Closed gardners closed 3 years ago
Working on making ethertest.a65 a more useful test to support this. Will include ARP, PING and TFTP server
Working on making ethertest.a65 a more useful test to support this. Will include ARP, PING and TFTP server. TFTP get already works. TFTP put is work-in-progress. This has required implementing the missing dos_mkfile() hypertrap, which is making this issue blow out a bit.
ethertest.a65 currently doesn't correctly realise when a file exists, to re-use it, and instead creates it again. dos_mkfile() should fail with "file exists" in this case, but doesn't. Result is duplicate files if attempting to create / put the same file repeatedly.
Ethernet RX seems to be quite stable, testing watching the arrival of ICMP PING requests with ascending sequence numbers.
The problem is still on the sending side.
Things to try:
For 3, it is already inferring OBUFs. SLEW FAST didn't fix it. Not 100% sure if our TX phase adjusting is working, as it should be possible to pick a phase that makes it much worse, but there is no apparent difference. Trying SLEW SLOW DRIVE 4, in case the problem is reflections or ringing
Also should display packets on screen to make sure that reading is not the soiurce of the problem
RX of packets now seems rock solid, and pinging with 950 byte packets results in reliable responses. TFTP server however stalls sending all the time, because of RX errors on the linux side, i.e., we are still TXing the odd dud packet. This probably means we should re-check the TX phase.
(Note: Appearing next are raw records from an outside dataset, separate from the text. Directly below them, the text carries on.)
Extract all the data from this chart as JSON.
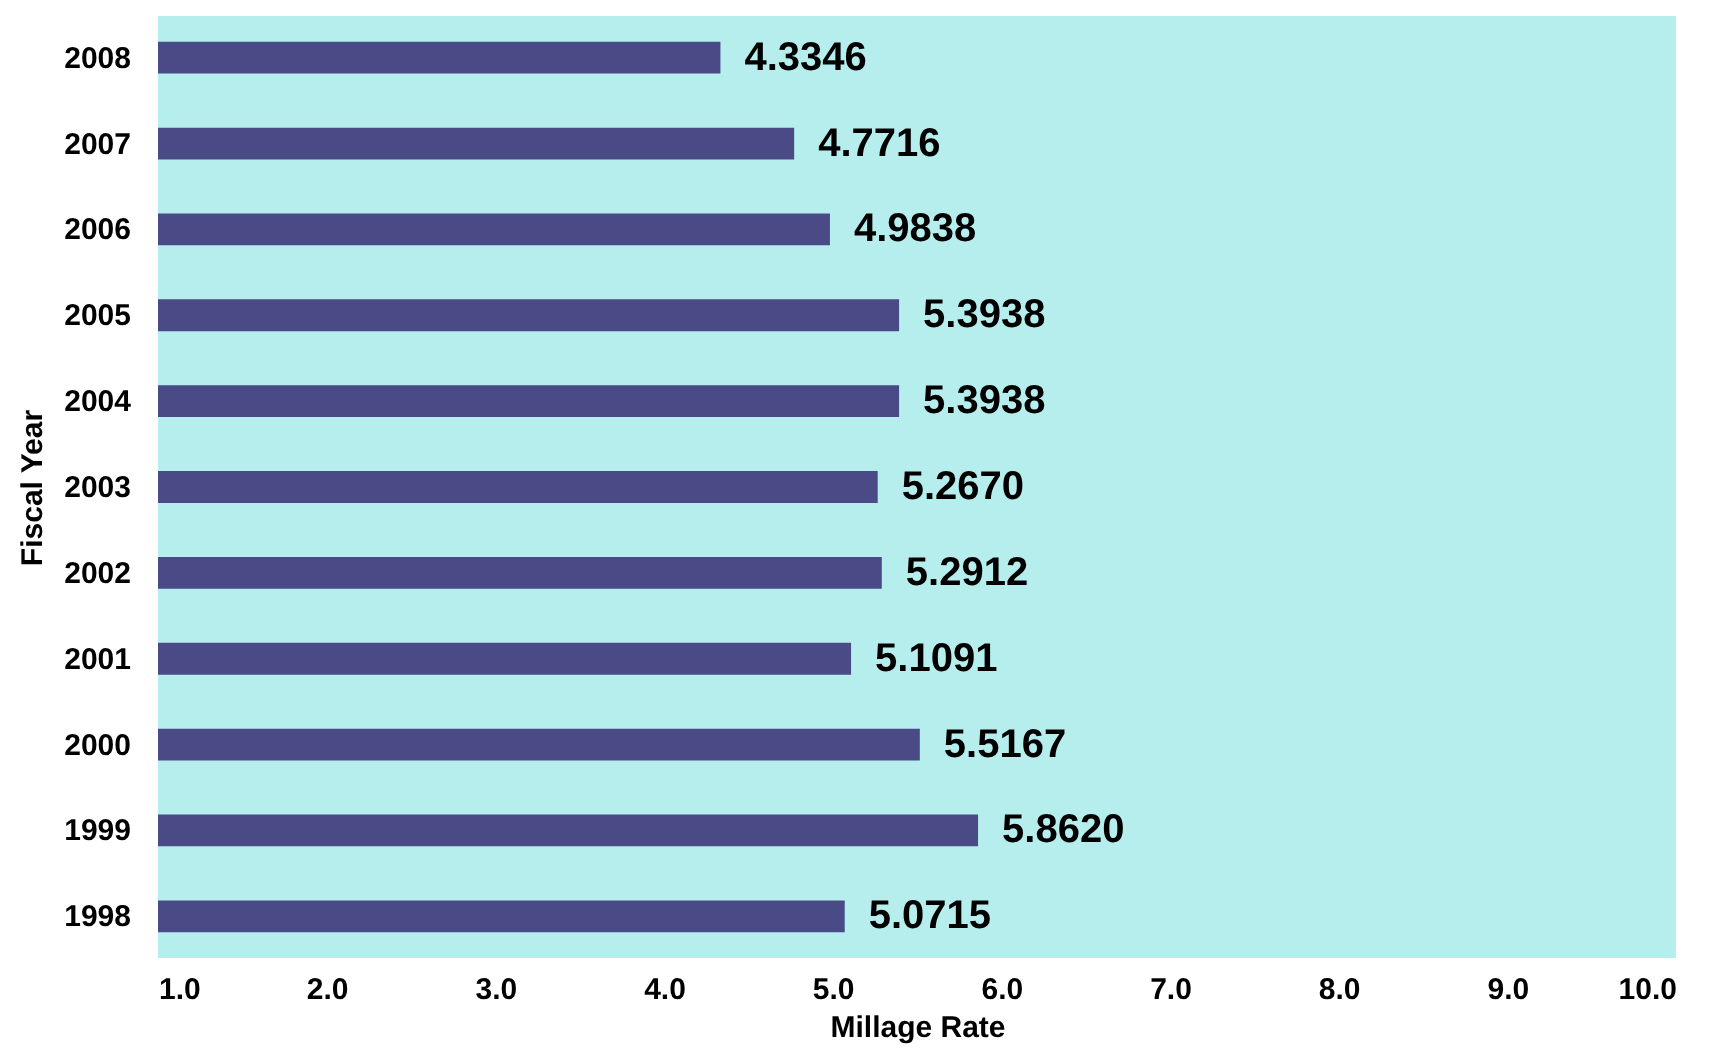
{
  "chart_data": {
    "type": "bar",
    "orientation": "horizontal",
    "xlabel": "Millage Rate",
    "ylabel": "Fiscal Year",
    "categories": [
      "2008",
      "2007",
      "2006",
      "2005",
      "2004",
      "2003",
      "2002",
      "2001",
      "2000",
      "1999",
      "1998"
    ],
    "values": [
      4.3346,
      4.7716,
      4.9838,
      5.3938,
      5.3938,
      5.267,
      5.2912,
      5.1091,
      5.5167,
      5.862,
      5.0715
    ],
    "value_labels": [
      "4.3346",
      "4.7716",
      "4.9838",
      "5.3938",
      "5.3938",
      "5.2670",
      "5.2912",
      "5.1091",
      "5.5167",
      "5.8620",
      "5.0715"
    ],
    "color": "#4a4a86",
    "xlim": [
      1,
      10
    ],
    "xticks": [
      {
        "value": 1,
        "label": "1.0"
      },
      {
        "value": 2,
        "label": "2.0"
      },
      {
        "value": 3,
        "label": "3.0"
      },
      {
        "value": 4,
        "label": "4.0"
      },
      {
        "value": 5,
        "label": "5.0"
      },
      {
        "value": 6,
        "label": "6.0"
      },
      {
        "value": 7,
        "label": "7.0"
      },
      {
        "value": 8,
        "label": "8.0"
      },
      {
        "value": 9,
        "label": "9.0"
      },
      {
        "value": 10,
        "label": "10.0"
      }
    ],
    "grid": false
  }
}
Quick test with trying all four TX phase offsets shows problem still happening. Further investigation required.
Using BUFG on the ethernet clock has fixed almost all the RX and TX errors. We are still seeing the occasional lost packet, but no more packet corruption caused by fluffy clocks.
Now, we have a remaining problem where the ethernet locks up and won't TX anymore. It still sees packets arrive, but seems unable to respond to them.
Doing a soft reset of the machine doesn't fix it, so I assume it something in the ethernet controller's internal state machine.
TX lockup actually looks like the ethernet PHY chip gets its MDX status confused.
Otherwise, the only problem we are still seeing is packet loss on the TX direction of ~2-3% without any real explanation.
Removing and reinserting ethernet cable clears MDX status, but doesn't reestablish TX of packets.
Added instrumentation to see TX state machine status, and it looks like it is stuck counting down the TX delay interval.
The new logic for resetting the ethernet state machine seems to work to clear the situation, further confirming it is just a VHDL state machine problem.
That it is a VHDL problem is confirmed by the addition of a "soft reset" option that resets the ETH TX state, without resetting the PHY itself. USing this soft-reset option also unblocks sending.
Problem can be stimulated just by trying to send a bunch of packets in quick succession. In my test, they were just duplicates of 908 byte long ICMP reply packets. What is really weird, is that a symptom of the problem is the TX wait counter counting endlessly, indicating that it is getting into the IdleWait state, which is the only action that the software reset performs.
BUT if you assert the soft-reset for too short a period of time, it doesn't fix the problem.
Ethernet is flaky, presumably because we latch data on rising edge, when it is in fact clocked on falling edges.